To normalne, że możesz czuć się przytłoczona intensywnością relacji chłopaka z jego mamą, skoro wychowywałaś się w zupełnie innym systemie rodzinnym. Dobrze, że starasz się być delikatna i rozumiesz, czemu teściowa potrzebuje pomocy. Dobrze, że rozmawiasz o tym ze swoim chłopakiem i komunikujesz mu swoje uczucia (do których masz pełne prawo! ).
Wydaje mi się, że musisz zastanowić się nad wytyczeniem pewnych dopuszczalnych granic. Jakie są kompromisy na które jesteś w stanie przystać i a czego nie chcesz robić, bo przekracza to Twoją strefę komfortu. Musicie z chłopakiem razem wypracować wspólny plan działania. Chyba dobrze byłoby porozmawiać z samą teściową, chociaż to może być trudne (i emocjonalnie dla Ciebie i technicznie, żeby mama się nie obraziła i nie wybuchła z tego afera ;) )
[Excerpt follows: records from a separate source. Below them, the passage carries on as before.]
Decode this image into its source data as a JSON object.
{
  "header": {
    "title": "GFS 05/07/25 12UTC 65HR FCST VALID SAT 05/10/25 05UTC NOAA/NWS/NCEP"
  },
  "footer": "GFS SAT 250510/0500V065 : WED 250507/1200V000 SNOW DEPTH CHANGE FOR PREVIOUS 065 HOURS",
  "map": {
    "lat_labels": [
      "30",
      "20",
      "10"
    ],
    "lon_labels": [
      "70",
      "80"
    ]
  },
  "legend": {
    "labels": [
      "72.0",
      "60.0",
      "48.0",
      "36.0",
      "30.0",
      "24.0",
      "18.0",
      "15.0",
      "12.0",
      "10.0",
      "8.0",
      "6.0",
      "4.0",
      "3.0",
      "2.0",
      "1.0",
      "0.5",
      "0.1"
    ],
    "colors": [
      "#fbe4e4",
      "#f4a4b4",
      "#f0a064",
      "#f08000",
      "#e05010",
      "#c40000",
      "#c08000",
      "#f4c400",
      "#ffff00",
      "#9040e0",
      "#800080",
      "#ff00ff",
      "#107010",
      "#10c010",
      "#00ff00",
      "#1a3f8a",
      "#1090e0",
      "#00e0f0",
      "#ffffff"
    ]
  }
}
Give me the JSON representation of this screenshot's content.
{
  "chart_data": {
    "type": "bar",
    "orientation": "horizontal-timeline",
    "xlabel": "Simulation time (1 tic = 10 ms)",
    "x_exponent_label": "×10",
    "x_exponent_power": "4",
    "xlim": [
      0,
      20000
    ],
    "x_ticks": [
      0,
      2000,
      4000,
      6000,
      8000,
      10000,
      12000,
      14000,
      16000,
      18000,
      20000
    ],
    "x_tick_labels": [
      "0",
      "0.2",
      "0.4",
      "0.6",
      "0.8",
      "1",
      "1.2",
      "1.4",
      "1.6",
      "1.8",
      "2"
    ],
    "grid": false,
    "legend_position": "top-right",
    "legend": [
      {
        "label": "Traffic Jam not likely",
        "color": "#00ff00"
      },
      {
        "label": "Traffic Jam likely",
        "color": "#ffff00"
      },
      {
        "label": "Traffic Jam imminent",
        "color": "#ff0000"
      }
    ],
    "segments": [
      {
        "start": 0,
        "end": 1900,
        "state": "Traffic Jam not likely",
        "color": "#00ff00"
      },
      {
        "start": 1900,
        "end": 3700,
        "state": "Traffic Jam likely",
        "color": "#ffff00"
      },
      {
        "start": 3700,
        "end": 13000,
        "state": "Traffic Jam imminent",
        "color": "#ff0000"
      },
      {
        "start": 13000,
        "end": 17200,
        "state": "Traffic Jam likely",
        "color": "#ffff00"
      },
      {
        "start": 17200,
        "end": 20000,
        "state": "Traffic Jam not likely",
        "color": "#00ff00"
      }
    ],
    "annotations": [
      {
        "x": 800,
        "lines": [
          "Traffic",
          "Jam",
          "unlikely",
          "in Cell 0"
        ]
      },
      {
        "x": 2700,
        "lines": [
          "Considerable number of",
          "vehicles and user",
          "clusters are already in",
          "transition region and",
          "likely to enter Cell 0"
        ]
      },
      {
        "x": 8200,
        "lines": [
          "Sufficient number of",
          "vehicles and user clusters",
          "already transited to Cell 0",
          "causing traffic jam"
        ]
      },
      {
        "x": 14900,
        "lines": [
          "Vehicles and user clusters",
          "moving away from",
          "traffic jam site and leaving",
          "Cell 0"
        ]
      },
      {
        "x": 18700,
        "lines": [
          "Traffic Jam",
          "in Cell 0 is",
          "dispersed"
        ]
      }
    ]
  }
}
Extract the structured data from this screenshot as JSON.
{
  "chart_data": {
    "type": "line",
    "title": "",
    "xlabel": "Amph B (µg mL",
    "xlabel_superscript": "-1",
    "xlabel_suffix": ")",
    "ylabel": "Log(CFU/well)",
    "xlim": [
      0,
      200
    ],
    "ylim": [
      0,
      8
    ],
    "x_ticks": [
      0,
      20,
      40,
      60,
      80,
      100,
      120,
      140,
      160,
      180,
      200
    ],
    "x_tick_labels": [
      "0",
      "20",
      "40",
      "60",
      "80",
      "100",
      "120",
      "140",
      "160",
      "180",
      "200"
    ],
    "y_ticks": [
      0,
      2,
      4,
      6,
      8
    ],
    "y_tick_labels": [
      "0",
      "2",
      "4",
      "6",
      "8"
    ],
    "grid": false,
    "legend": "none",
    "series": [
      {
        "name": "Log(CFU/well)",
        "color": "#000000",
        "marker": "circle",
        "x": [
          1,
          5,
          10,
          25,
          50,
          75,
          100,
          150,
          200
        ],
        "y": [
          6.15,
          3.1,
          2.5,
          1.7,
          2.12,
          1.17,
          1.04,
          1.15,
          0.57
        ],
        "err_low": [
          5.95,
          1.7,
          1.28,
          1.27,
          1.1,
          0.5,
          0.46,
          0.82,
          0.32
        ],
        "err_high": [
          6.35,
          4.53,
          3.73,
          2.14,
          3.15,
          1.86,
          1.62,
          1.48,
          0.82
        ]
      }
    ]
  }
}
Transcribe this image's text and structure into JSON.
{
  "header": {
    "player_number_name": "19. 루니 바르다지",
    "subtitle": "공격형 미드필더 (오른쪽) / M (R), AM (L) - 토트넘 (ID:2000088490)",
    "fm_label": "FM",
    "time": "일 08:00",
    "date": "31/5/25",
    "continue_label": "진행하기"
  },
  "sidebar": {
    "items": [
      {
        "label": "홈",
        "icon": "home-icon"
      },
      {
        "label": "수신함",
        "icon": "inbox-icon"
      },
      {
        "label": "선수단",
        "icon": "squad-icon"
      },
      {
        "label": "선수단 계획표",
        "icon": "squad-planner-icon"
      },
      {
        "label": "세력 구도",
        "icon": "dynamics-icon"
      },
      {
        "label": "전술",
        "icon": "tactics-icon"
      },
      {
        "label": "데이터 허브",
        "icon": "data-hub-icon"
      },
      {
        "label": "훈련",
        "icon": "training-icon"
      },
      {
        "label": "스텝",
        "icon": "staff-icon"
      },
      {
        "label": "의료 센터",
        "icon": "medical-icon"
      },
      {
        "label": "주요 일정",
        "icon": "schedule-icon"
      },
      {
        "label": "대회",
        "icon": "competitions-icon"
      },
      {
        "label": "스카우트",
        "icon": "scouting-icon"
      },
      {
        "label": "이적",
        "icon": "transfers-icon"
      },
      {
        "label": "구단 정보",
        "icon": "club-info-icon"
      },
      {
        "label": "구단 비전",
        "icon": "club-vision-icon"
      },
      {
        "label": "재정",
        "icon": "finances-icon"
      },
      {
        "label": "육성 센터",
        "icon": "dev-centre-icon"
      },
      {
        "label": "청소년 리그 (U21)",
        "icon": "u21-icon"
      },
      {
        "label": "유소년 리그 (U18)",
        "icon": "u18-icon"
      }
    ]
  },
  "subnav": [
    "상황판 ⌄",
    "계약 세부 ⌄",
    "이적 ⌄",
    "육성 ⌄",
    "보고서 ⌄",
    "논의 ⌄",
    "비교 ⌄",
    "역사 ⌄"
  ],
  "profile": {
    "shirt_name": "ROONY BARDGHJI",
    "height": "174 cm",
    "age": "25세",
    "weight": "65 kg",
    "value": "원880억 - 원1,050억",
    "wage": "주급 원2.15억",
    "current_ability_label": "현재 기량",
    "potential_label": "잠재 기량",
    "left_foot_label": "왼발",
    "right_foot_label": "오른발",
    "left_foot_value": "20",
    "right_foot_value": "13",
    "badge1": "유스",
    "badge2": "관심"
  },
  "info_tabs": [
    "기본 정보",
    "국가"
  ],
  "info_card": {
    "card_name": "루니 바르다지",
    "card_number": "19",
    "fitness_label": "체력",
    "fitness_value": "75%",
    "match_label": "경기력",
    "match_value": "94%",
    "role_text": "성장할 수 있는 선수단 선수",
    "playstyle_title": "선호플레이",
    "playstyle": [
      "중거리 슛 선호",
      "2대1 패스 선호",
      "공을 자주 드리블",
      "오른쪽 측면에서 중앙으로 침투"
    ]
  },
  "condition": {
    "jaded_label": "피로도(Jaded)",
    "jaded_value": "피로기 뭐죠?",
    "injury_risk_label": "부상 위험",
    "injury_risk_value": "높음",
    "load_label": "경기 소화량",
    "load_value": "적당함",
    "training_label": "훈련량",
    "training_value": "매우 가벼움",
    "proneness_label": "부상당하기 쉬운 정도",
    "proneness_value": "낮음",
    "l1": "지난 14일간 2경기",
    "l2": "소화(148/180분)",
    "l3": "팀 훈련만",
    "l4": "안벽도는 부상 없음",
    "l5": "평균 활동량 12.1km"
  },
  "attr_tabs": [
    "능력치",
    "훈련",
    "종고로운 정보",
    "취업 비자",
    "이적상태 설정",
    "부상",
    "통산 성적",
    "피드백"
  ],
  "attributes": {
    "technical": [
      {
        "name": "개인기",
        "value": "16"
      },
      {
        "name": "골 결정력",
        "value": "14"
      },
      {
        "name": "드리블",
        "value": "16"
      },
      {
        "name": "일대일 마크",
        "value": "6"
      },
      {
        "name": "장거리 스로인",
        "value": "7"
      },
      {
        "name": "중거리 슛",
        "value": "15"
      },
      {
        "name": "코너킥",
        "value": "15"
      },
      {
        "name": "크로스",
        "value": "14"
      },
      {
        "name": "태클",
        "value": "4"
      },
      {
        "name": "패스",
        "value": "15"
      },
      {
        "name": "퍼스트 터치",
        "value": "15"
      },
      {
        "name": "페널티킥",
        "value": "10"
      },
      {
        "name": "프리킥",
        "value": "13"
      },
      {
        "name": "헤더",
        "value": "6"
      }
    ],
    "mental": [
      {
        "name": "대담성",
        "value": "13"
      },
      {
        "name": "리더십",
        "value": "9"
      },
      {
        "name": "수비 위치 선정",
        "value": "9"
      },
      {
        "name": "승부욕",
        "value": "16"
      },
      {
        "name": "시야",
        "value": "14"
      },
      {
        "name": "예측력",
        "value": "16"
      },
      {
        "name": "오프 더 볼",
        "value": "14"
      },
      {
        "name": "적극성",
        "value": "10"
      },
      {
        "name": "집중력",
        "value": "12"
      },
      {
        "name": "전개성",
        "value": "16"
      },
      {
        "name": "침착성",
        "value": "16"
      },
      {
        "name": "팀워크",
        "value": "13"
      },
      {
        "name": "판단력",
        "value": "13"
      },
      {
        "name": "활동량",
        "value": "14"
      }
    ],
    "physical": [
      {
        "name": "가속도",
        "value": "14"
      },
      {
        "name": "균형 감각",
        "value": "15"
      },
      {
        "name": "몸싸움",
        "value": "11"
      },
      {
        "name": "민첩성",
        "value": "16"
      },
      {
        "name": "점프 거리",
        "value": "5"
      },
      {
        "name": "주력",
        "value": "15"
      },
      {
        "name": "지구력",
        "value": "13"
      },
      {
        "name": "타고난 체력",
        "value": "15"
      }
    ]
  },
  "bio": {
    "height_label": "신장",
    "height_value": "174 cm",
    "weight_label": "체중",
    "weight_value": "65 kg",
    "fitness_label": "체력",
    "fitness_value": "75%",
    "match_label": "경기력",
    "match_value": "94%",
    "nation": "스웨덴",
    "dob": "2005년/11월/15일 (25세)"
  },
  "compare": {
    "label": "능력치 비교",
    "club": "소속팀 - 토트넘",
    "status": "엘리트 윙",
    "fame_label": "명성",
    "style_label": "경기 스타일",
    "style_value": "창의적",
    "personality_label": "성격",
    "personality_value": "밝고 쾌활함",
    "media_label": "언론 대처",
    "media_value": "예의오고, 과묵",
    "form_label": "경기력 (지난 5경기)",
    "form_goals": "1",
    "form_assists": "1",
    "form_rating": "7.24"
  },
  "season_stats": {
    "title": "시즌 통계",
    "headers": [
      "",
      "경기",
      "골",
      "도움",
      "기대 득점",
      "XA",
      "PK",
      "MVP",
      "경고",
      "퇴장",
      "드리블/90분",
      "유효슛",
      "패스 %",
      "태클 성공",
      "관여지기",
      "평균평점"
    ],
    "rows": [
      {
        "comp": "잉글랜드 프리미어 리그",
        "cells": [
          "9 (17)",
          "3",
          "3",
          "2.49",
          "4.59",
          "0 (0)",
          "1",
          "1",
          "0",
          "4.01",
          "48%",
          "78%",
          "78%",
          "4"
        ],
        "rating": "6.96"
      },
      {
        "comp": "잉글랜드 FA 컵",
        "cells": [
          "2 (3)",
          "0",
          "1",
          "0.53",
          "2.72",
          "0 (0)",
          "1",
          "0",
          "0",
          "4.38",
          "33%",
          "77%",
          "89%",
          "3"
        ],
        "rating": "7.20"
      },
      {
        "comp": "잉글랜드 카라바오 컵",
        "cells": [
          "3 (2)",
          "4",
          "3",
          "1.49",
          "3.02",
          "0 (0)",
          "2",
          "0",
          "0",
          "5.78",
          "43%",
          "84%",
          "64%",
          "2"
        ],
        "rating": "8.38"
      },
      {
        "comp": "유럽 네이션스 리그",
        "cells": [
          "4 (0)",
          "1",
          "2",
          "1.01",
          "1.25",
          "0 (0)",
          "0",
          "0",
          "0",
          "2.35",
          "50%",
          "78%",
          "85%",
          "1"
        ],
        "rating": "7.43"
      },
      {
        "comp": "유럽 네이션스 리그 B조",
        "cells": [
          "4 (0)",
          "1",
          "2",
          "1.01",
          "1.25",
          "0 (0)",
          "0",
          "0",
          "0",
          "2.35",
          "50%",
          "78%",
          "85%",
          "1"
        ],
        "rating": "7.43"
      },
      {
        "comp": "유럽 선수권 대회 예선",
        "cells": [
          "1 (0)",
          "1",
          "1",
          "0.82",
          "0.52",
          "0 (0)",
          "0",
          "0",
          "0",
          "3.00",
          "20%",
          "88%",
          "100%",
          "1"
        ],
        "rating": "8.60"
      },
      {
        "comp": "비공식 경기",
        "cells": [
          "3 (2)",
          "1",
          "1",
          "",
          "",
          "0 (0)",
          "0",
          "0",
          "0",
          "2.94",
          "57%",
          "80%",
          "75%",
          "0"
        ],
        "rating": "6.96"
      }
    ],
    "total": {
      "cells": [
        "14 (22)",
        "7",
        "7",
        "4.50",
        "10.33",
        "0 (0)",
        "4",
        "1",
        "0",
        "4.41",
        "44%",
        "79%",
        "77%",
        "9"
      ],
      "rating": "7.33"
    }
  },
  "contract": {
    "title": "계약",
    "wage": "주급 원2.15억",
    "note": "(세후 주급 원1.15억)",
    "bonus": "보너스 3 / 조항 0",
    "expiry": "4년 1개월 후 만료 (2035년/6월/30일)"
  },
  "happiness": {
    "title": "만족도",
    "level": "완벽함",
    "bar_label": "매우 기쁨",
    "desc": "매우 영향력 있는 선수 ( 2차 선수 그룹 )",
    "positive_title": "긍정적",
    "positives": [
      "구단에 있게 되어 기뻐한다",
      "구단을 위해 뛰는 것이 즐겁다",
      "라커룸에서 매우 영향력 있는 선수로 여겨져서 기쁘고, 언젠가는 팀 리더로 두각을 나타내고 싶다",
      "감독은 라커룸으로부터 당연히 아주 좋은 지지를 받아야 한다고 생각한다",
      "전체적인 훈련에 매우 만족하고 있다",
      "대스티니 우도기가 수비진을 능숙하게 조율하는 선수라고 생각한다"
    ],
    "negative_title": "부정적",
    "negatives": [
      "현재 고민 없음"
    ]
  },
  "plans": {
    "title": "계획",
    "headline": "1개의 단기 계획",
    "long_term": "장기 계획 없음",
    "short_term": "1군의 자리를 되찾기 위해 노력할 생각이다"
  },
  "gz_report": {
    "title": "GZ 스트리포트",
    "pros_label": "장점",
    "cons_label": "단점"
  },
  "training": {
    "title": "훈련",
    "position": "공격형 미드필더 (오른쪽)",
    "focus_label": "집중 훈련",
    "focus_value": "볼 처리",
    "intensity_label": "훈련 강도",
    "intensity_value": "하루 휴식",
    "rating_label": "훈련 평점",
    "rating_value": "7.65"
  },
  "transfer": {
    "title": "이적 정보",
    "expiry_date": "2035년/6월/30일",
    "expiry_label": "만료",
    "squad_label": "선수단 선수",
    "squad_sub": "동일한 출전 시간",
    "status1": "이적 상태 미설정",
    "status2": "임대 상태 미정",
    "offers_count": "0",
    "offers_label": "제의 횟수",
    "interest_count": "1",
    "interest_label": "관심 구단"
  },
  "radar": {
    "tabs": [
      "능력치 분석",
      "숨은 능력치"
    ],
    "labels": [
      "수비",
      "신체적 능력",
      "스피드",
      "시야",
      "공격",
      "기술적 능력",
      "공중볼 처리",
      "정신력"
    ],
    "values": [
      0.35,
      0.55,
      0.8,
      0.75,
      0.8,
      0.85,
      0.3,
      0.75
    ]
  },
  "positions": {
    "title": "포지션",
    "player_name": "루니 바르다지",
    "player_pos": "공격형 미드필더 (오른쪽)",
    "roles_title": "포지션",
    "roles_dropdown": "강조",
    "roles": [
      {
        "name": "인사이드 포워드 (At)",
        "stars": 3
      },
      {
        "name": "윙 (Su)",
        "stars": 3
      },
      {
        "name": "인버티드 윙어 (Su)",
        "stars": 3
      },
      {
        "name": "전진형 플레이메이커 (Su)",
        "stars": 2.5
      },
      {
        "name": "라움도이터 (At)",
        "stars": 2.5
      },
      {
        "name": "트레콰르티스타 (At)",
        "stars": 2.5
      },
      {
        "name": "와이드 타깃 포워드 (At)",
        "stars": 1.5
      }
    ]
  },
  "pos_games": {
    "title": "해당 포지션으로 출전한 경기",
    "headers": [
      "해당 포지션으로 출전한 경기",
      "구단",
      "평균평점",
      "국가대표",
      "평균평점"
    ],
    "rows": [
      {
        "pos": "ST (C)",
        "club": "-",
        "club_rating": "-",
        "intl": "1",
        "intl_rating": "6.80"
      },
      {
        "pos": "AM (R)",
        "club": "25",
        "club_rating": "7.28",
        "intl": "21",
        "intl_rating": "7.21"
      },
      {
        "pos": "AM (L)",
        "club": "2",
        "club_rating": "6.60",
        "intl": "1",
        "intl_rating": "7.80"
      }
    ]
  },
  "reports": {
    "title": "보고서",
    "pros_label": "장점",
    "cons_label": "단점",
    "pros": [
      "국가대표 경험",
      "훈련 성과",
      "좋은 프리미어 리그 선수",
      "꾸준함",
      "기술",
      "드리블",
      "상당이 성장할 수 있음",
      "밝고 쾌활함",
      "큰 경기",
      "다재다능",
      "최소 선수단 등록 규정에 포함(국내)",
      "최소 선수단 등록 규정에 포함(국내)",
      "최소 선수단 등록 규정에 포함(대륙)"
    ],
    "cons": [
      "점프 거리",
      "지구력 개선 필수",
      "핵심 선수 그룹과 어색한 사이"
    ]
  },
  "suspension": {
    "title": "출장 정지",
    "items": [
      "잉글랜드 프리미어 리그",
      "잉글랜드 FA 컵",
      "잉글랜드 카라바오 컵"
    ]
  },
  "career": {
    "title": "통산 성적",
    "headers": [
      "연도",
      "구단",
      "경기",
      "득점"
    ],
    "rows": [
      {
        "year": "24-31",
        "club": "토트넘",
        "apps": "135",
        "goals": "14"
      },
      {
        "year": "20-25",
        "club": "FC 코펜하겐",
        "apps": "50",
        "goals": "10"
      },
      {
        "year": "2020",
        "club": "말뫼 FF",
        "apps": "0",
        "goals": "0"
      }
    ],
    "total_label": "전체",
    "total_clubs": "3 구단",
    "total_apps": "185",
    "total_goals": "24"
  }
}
Tak, Twój chłopak sprawia wrażenie spoko gościa, ale wchodząc z kimś w relacje musimy się liczyć z tym, że wchodzimy w relacje z jego najbliższymi, a jeśli są z nimi problemy, to może stwarzać nieprzyjemne sytuacje. Pamiętaj, że jego rodzina jest jego częścią, a więc częścią Waszego związku. Jeśli nie uda się wypracować jakiegoś konsensusu będziesz musiała odpowiedzieć sobie na pytanie, czy taka relacja Ci odpowiada.
Pamiętaj, że masz prawo do swoich uczuć i nikt nie powinien Ci robić o nie wyrzutów...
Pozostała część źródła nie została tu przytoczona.